Com o passar do tempo ao me socializar, acabei adotando o Natal. Lembro-me que, já adolescente fui ao sítio de meus pais em Tabajara, e meus irmãos estavam trabalhando na roça. E era dia de Natal! E nunca havíamos comemorado essa data. Penalizada de meus familiares, fui ao quintal e peguei um frango e o depenei. Em seguida peguei umas espigas de milho verde. E fiz uma panela grande de frango com milho verde. E foi uma alegria para todos! E foi o meu primeiro Natal. Tão simples, tão rústico mas feliz de ver o sorriso estampado nos semblantes de pessoas queridas... Foi o meu Primeiro Natal! E foi o Melhor de todos que vivi.
De lá pra cá tive Natais e mais Natais. E fui à Missa do Galo, que era celebrada à meia noite mesmo, pelo reverendíssimo Padre Epifânio Ibañez. E tive Ceias, umas boas, outras nem tanto... E adotei o costume de presentear meus filhos...

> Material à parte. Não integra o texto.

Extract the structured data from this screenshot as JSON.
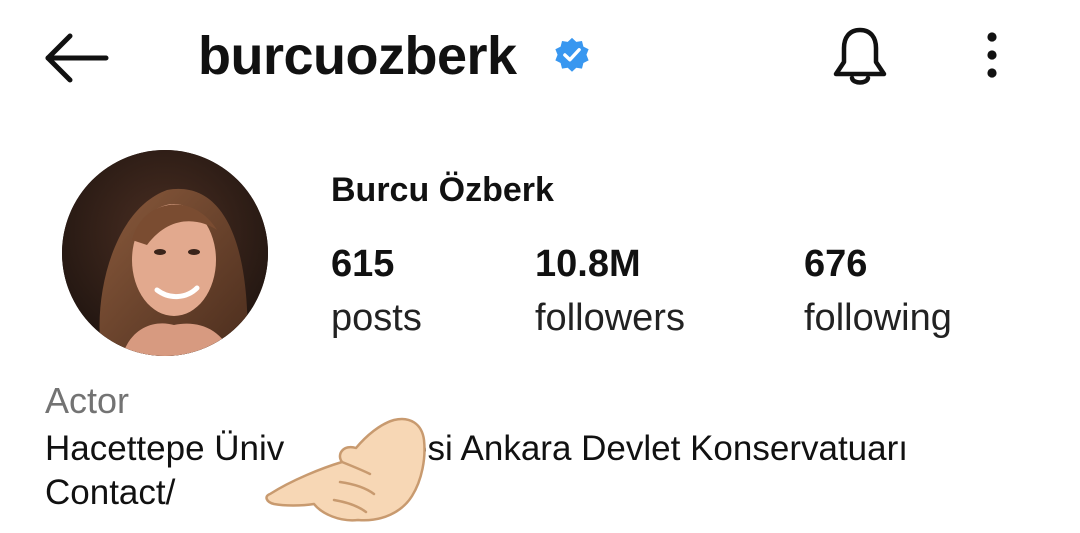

Hoje, porém, não celebro mais isso. Natal se transformou em Festa Pagã. A humanidade toda usa o Natal como a Noite de comes e bebes, de festas, de presentes, de ceias, de consumismo puro. E eu sei que Natal não é isso. Parece que nesse dia, todos têm a obrigação de ficar felizes, mesmo que não tenham motivos para isso.
Os dingo bells que tocam sem parar, as luzes que piscam sem cessar dão um tom de artificialidade, que nada têm a ver com o Nascimento de Jesus.

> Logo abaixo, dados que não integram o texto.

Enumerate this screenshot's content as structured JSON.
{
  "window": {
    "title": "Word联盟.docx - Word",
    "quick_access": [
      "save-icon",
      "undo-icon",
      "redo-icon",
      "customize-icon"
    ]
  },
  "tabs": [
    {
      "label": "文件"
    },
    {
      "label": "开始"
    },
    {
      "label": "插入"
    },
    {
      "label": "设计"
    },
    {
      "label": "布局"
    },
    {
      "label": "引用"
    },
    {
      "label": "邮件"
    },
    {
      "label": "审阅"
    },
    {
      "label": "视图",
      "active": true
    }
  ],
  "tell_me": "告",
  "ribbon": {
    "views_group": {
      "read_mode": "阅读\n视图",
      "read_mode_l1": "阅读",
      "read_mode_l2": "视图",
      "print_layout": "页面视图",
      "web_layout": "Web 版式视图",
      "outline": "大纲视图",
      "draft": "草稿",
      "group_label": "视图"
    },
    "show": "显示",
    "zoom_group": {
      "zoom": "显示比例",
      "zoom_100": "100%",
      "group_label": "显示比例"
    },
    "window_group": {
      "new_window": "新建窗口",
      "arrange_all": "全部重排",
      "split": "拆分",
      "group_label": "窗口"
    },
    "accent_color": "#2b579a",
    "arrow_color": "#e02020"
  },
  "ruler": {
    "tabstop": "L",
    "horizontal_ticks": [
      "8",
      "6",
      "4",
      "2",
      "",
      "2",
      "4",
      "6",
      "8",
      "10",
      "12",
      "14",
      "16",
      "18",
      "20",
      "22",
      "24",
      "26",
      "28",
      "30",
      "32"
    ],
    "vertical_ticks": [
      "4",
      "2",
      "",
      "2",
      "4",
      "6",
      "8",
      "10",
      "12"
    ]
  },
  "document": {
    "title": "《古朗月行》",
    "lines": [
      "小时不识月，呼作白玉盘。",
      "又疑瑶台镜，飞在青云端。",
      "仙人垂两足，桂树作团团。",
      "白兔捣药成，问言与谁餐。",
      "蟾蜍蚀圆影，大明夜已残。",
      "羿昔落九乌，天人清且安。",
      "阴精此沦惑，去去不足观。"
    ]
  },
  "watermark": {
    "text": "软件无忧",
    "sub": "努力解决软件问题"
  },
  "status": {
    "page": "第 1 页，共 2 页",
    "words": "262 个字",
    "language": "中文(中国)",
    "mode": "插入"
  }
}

Natal para mim é um tempo de reflexão, de renovação para a vida, para firmar novos propósitos para seguir os caminhos traçados. É um tempo de balanço das atividades realizadas durante o ano, de programação de outras em favor dos irmãos, de purificação.

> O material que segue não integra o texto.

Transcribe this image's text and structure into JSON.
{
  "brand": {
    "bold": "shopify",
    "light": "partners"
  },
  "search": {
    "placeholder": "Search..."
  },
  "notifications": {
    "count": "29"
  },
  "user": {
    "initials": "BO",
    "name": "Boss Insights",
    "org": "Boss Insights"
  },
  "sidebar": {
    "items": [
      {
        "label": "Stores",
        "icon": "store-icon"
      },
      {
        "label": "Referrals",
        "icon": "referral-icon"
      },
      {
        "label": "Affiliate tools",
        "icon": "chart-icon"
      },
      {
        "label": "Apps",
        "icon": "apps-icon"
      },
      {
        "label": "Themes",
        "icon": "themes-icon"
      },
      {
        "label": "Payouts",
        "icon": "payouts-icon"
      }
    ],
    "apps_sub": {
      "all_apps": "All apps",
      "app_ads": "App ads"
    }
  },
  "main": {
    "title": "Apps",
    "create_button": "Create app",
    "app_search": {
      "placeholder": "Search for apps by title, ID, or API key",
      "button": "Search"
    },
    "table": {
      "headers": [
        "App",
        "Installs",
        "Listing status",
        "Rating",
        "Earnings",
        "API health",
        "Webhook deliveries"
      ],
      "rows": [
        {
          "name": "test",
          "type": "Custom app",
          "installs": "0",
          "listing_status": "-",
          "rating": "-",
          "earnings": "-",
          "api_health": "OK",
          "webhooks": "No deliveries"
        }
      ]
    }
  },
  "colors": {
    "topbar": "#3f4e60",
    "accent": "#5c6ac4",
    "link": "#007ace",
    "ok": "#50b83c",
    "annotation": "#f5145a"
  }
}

Natal não é o peru, o Chester, a leitoa recheada, o arroz de festa, a champanhe, a cerveja, as castanhas, o Papai Noel.
Natal é tempo de União, de Perdão, de Paz em família. Só isso. Tempo de abraços sinceros e reais.
Acho que não só é para Drummond que um anjo disse: “Vá ser gauche na vida!”
Porque também sou avessa, torta, antiquada e esquisita.
Mas, Feliz Natal para todos! (automaticamente)
     Mirandópolis, dezembro de 2015.